The two-day meeting between Afghan politicians and Taliban members in Moscow was concluded on Thursday with a joint statement issued by the delegates.
The two sides held discussions on the Afghan peace on May 28 and 29 and on Thursday issued a statement that highlights the discussed issues.
The statement says that important issues which are knotted with Afghan people’s destiny were discussed and ways to achieve peace and stability were sought.
“Both sides discussed the continuation of intra-Afghan talks, ceasefire, the release of prisoners, protection of civilians, foreign troop withdrawal, end of the "foreigners' interference", the perseverance of national sovereignty, and women rights,” the statement reads.
The statement says both sides have made some progress on a number of issues but no agreement was made "because reaching agreements needed more discussions".
“There were some new issues which we discussed. Some of the issues were finalized and some were not. It was decided that those issues which were not finalized should be discussed in the next meeting,” said Suhail Shaheen, a spokesman for Taliban’s Qatar office.
Meanwhile, a delegate of the Moscow meeting said the two sides on Wednesday worked on a 12-article statement, but disagreements on ceasefire caused them to only issue a short statement.
Atta Mohammad Noor, chief executive of Jamiat-e-Islami, said that although they talked with the Taliban for nine hours to reach an agreement on a ceasefire, the discussions were “fruitless”.
Noor said the Taliban did not have “convincing reasons” for not accepting a ceasefire.
“The Taliban did not have convincing reasons. But you know that the start of peace is a ceasefire,” Noor said.

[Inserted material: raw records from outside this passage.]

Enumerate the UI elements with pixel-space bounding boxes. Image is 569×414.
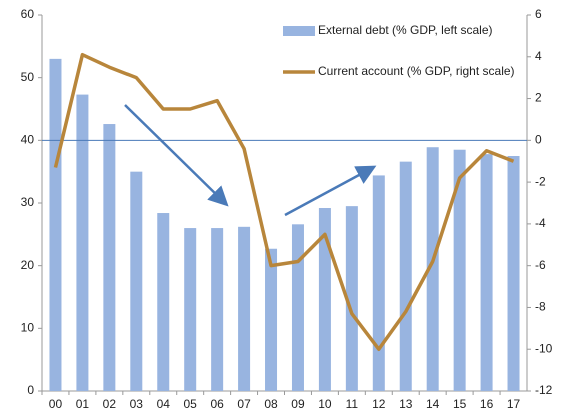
y2-tick-label: -10 <box>535 341 553 355</box>
bar <box>211 228 224 391</box>
bar <box>507 156 520 391</box>
legend-item: Current account (% GDP, right scale) <box>318 64 515 78</box>
x-tick-label: 15 <box>453 397 467 411</box>
y-tick-label: 60 <box>21 7 35 21</box>
y2-tick-label: 4 <box>535 49 542 63</box>
legend-swatch <box>283 26 315 36</box>
y2-tick-label: 2 <box>535 91 542 105</box>
y2-tick-label: 6 <box>535 7 542 21</box>
bar <box>399 161 412 391</box>
y2-tick-label: -4 <box>535 216 546 230</box>
y2-tick-label: -6 <box>535 258 546 272</box>
x-tick-label: 06 <box>210 397 224 411</box>
annotation-arrow <box>284 165 377 217</box>
legend-item: External debt (% GDP, left scale) <box>318 23 493 37</box>
bar <box>453 149 466 391</box>
x-tick-label: 02 <box>103 397 117 411</box>
y2-tick-label: -12 <box>535 383 553 397</box>
bar <box>291 224 304 391</box>
bar <box>318 208 331 391</box>
x-tick-label: 12 <box>372 397 386 411</box>
x-tick-label: 09 <box>291 397 305 411</box>
x-tick-label: 03 <box>130 397 144 411</box>
y-tick-label: 30 <box>21 195 35 209</box>
bar <box>184 228 197 391</box>
bar <box>103 124 116 391</box>
x-tick-label: 07 <box>237 397 251 411</box>
x-tick-label: 17 <box>507 397 521 411</box>
legend-label: Current account (% GDP, right scale) <box>318 64 515 78</box>
bar <box>426 147 439 391</box>
bar <box>157 213 170 391</box>
line <box>53 52 515 351</box>
x-tick-label: 01 <box>76 397 90 411</box>
y2-tick-label: 0 <box>535 133 542 147</box>
x-tick-label: 11 <box>346 397 359 411</box>
x-tick-label: 08 <box>264 397 278 411</box>
bar <box>130 171 143 391</box>
y-tick-label: 0 <box>27 383 34 397</box>
x-tick-label: 05 <box>184 397 198 411</box>
y2-tick-label: -2 <box>535 174 546 188</box>
bar <box>345 206 358 391</box>
y-tick-label: 20 <box>21 258 35 272</box>
y-tick-label: 10 <box>21 321 35 335</box>
x-tick-label: 10 <box>318 397 332 411</box>
bar <box>480 154 493 391</box>
y2-tick-label: -8 <box>535 300 546 314</box>
x-tick-label: 16 <box>480 397 494 411</box>
y-tick-label: 40 <box>21 133 35 147</box>
legend-label: External debt (% GDP, left scale) <box>318 23 493 37</box>
x-tick-label: 04 <box>157 397 171 411</box>
x-tick-label: 13 <box>399 397 413 411</box>
x-tick-label: 00 <box>49 397 63 411</box>
bar <box>49 58 62 391</box>
y-tick-label: 50 <box>21 70 35 84</box>
x-tick-label: 14 <box>426 397 440 411</box>
bar <box>265 248 278 391</box>
bar <box>238 226 251 391</box>
bar <box>76 94 89 391</box>
bar <box>372 175 385 391</box>
annotation-arrow <box>124 104 229 207</box>
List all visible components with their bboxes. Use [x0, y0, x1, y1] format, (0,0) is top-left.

“Ceasefire is a crucial issue. We demanded that they also wanted it, but it will be reached in its time,” former President Hamid Karzai said.
The statement issued after the Moscow meeting reads that the two sides will continue their discussions in the future to build up the agreements made in the last Moscow meeting in February.
In February also, a number of the Afghan politicians met the Taliban members in Moscow where they held a two-day discussion on the Afghan peace and at the end issued a joint declaration.
Reports indicate that the next round of intra-Afghan meeting will be held in Doha, but the timing is not specified.
Although Moscow meeting has not been productive as it witnessed no agreement, the question is that to which extent the politicians and the Taliban had the authority to make a decision about the Afghan peace?
“It belongs to our political will, to our seriousness, to our political commitments, not to one side, but for both sides,” Farkhunda Zahra Naderi, a former advisor to President Ghani said.
Meanwhile, the Afghan Institute for Strategic Studies hosted a meeting on Thursday in which TOLOnews Director Lotfullah Najafizada shared his notes about his study tour of Colombia on its peace process and what Afghanistan can learn from it at this critical juncture.
“As much as we study Colombian conflict, we learn that there are many similarities between Afghanistan and Colombian conflict,” he said.